Washington wrote that "the temptations to enter political life were so alluring that I came very near yielding to them at one time" but he resisted this in favor of "the laying of the foundation of the race through a generous education of the hand, head and heart." Later when he visited DC, he knew that he had been right. "A large proportion of these people had been drawn to Washington because they felt that they could lead a life of ease there," he wrote. "Others had secured minor government positions, and still another large class was there in the hope of securing Federal positions."

As it was in the 1870s it is today. The state chews up and either eats or spits out those with a passion for liberty. The extent to which W.E.B. DuBois's Marxian push for political agitation has prevailed over Washington's push for commercial advance has been tragic for black Americans and for the whole of American society. Many obtained political power, but not liberty classically understood.

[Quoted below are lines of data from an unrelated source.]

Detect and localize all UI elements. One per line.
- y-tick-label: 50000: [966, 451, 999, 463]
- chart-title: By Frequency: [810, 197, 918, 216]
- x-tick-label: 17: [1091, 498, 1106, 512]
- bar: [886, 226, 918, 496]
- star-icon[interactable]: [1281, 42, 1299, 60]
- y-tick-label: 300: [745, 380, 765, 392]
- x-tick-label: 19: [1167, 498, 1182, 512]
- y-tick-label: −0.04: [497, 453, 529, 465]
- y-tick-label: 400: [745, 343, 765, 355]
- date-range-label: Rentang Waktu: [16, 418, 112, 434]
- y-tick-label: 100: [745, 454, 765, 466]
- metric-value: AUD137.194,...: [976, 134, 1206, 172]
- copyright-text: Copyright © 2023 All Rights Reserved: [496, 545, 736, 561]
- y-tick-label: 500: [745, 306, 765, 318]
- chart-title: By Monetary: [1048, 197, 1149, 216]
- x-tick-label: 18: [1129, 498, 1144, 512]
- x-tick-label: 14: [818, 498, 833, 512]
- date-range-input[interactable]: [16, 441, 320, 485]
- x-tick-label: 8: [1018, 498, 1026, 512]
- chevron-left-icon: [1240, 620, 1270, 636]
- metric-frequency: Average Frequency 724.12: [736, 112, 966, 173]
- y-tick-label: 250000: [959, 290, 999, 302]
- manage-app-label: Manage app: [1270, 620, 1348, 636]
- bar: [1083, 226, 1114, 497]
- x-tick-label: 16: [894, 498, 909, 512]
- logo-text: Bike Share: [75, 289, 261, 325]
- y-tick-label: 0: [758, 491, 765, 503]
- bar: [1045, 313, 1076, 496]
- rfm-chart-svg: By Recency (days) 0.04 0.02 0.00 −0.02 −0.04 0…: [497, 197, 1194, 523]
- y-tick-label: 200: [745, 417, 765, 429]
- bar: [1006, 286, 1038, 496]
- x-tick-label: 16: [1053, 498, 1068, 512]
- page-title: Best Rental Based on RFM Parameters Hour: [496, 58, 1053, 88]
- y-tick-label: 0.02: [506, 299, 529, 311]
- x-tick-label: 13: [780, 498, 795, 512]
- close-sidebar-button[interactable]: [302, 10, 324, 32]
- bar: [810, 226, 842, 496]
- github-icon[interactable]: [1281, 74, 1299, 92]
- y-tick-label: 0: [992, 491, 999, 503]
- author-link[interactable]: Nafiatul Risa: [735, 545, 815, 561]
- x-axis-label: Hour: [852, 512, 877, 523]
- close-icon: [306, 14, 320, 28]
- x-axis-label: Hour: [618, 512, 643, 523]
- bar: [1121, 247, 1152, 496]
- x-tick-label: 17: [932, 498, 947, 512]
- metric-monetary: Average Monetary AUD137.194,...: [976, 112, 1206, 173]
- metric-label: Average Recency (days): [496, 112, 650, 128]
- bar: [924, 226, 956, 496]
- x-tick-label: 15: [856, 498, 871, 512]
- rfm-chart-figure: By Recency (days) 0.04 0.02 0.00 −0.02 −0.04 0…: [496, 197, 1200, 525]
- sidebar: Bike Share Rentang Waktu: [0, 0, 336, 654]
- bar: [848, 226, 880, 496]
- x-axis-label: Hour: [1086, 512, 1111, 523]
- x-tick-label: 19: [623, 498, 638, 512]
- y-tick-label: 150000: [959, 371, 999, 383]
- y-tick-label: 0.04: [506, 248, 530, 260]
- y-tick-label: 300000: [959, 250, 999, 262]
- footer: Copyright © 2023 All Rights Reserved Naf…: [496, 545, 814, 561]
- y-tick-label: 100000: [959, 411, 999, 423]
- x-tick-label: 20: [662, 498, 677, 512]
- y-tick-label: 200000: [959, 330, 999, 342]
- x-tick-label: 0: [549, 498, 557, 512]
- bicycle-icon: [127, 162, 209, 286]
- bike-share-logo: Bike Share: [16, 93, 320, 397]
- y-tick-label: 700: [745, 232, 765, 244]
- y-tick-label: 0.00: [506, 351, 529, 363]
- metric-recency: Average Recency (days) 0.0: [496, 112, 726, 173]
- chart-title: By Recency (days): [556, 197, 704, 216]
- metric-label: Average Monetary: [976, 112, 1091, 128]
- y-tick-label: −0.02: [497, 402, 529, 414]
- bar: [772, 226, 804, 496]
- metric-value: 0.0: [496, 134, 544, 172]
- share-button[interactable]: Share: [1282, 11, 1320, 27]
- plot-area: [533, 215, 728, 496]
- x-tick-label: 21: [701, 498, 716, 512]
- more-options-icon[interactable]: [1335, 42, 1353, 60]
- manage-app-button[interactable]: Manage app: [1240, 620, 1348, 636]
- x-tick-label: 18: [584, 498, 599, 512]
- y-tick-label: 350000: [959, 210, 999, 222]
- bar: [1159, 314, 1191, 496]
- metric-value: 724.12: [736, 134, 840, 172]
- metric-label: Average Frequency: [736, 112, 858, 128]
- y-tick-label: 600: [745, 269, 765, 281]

We can learn from this. The thousands of young people who are discovering the ideas of liberty for the first time ought to stay away from the Beltway and all its allures. Instead, they should pursue their love and passion through arts, commerce, education, and even the ministry. These are fields that offer genuine promise with a high return.

When a libertarian tells me that he is doing some good as a procurement officer at HUD, I don't doubt his word. But how much more would he do by quitting his job and writing an expose on the entire bureaucratic racket? One well-placed blast against such an agency can bring about more reform, and do more good, than decades of attempted subversion from within.

Are there politicians who do some good? Certainly, and the name Ron Paul is the first that comes to mind. But the good he does is not as a legislator as such but as an educator with a prominent platform from which to speak. Every no vote is a lesson to the multitudes. We need more Ron Pauls.

But Ron is the first to say that, more importantly, we need more professors, business owners, fathers and mothers, religious leaders, and entrepreneurs. The party of liberty loves commerce and culture, not the state. Commerce and culture is our home and our launching ground for social reform and revolution.